綱とりに挑む大関貴景勝(26=常盤山)が、苦手にしている阿炎(28=錣山)に痛恨の2敗目を喫した。立ち合い、もろ手で立った阿炎を押し込みかけたが、引き足の速い阿炎の引き技をまともに食い、残すことが出来ずあえなく土俵を割った。

前日の正代戦で痛めた左膝には白いサポーターが巻かれる手負いの大関。報道陣のリモート取材に応じた日本相撲協会の八角理事長(元横綱北勝海)は「土俵に上がる以上は、そんなこと(ケガのこと)は言ってられない。(阿炎には)先場所のように、踏み込んで距離を置かず、手を伸ばさせないぐらい圧力をかけることだ」と取組前に語っていた。だが、その距離を縮めようと出たところで、阿炎にかわされ目標を失う格好で勝負を決められた。その直後、同理事長は「強気で行くしかない」と短いコメントに、貴景勝の立て直しを期待した。

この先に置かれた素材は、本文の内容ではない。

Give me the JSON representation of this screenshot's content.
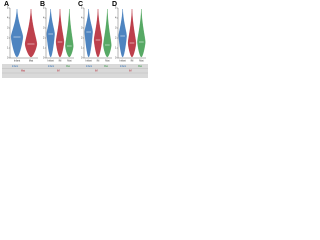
{
  "chart_data": [
    {
      "type": "violin",
      "label": "A",
      "categories": [
        "Infant",
        "Mat"
      ],
      "ylim": [
        0,
        5
      ],
      "yticks": [
        0,
        1,
        2,
        3,
        4,
        5
      ],
      "series": [
        {
          "name": "Infant",
          "color": "#2f6fb5",
          "values": [
            2.1,
            null
          ]
        },
        {
          "name": "Mat",
          "color": "#b21f2d",
          "values": [
            null,
            1.4
          ]
        }
      ]
    },
    {
      "type": "violin",
      "label": "B",
      "categories": [
        "Infant",
        "IM",
        "Mat"
      ],
      "ylim": [
        0,
        5
      ],
      "yticks": [
        0,
        1,
        2,
        3,
        4,
        5
      ],
      "series": [
        {
          "name": "Infant",
          "color": "#2f6fb5",
          "values": [
            2.4,
            null,
            null
          ]
        },
        {
          "name": "IM",
          "color": "#b21f2d",
          "values": [
            null,
            1.6,
            null
          ]
        },
        {
          "name": "Mat",
          "color": "#3a9a4a",
          "values": [
            null,
            null,
            1.2
          ]
        }
      ]
    },
    {
      "type": "violin",
      "label": "C",
      "categories": [
        "Infant",
        "IM",
        "Mat"
      ],
      "ylim": [
        0,
        5
      ],
      "yticks": [
        0,
        1,
        2,
        3,
        4,
        5
      ],
      "series": [
        {
          "name": "Infant",
          "color": "#2f6fb5",
          "values": [
            2.6,
            null,
            null
          ]
        },
        {
          "name": "IM",
          "color": "#b21f2d",
          "values": [
            null,
            1.8,
            null
          ]
        },
        {
          "name": "Mat",
          "color": "#3a9a4a",
          "values": [
            null,
            null,
            1.3
          ]
        }
      ]
    },
    {
      "type": "violin",
      "label": "D",
      "categories": [
        "Infant",
        "IM",
        "Mat"
      ],
      "ylim": [
        0,
        5
      ],
      "yticks": [
        0,
        1,
        2,
        3,
        4,
        5
      ],
      "series": [
        {
          "name": "Infant",
          "color": "#2f6fb5",
          "values": [
            2.2,
            null,
            null
          ]
        },
        {
          "name": "IM",
          "color": "#b21f2d",
          "values": [
            null,
            1.5,
            null
          ]
        },
        {
          "name": "Mat",
          "color": "#3a9a4a",
          "values": [
            null,
            null,
            1.6
          ]
        }
      ]
    }
  ]
}
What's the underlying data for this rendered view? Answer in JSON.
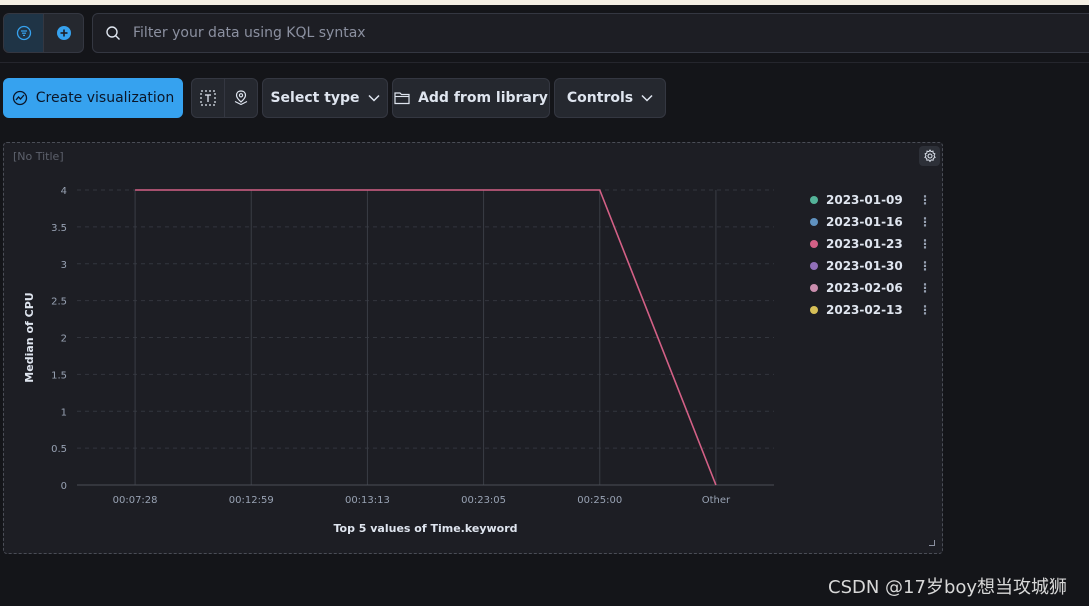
{
  "query": {
    "placeholder": "Filter your data using KQL syntax"
  },
  "toolbar": {
    "create_label": "Create visualization",
    "select_type_label": "Select type",
    "add_library_label": "Add from library",
    "controls_label": "Controls"
  },
  "panel": {
    "title": "[No Title]"
  },
  "legend": {
    "items": [
      {
        "label": "2023-01-09",
        "color": "#54b399"
      },
      {
        "label": "2023-01-16",
        "color": "#6092c0"
      },
      {
        "label": "2023-01-23",
        "color": "#d36086"
      },
      {
        "label": "2023-01-30",
        "color": "#9170b8"
      },
      {
        "label": "2023-02-06",
        "color": "#ca8eae"
      },
      {
        "label": "2023-02-13",
        "color": "#d6bf57"
      }
    ]
  },
  "chart_data": {
    "type": "line",
    "categories": [
      "00:07:28",
      "00:12:59",
      "00:13:13",
      "00:23:05",
      "00:25:00",
      "Other"
    ],
    "series": [
      {
        "name": "2023-01-23",
        "values": [
          4,
          4,
          4,
          4,
          4,
          0
        ],
        "color": "#d36086"
      }
    ],
    "title": "",
    "xlabel": "Top 5 values of Time.keyword",
    "ylabel": "Median of CPU",
    "ylim": [
      0,
      4
    ],
    "yticks": [
      "0",
      "0.5",
      "1",
      "1.5",
      "2",
      "2.5",
      "3",
      "3.5",
      "4"
    ],
    "grid": true,
    "legend_position": "right"
  },
  "watermark": "CSDN @17岁boy想当攻城狮"
}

NHKテレビの大相撲中継で正面の解説を務めた元大関豪栄道の武隈親方は、4日目の土俵に上がる貴景勝について「どれだけ(痛みを)我慢して相撲を取れるか。何でもやる、やりにくい阿炎が相手。持ち前の精神力で、どこまで持ちこたえられるか」と語っていた。痛恨の2敗目を喫した、埼玉栄高の後輩にあたる貴景勝に対し、最後は「負けましたけど、これから頑張ってくれると思います」と期待の言葉を送った。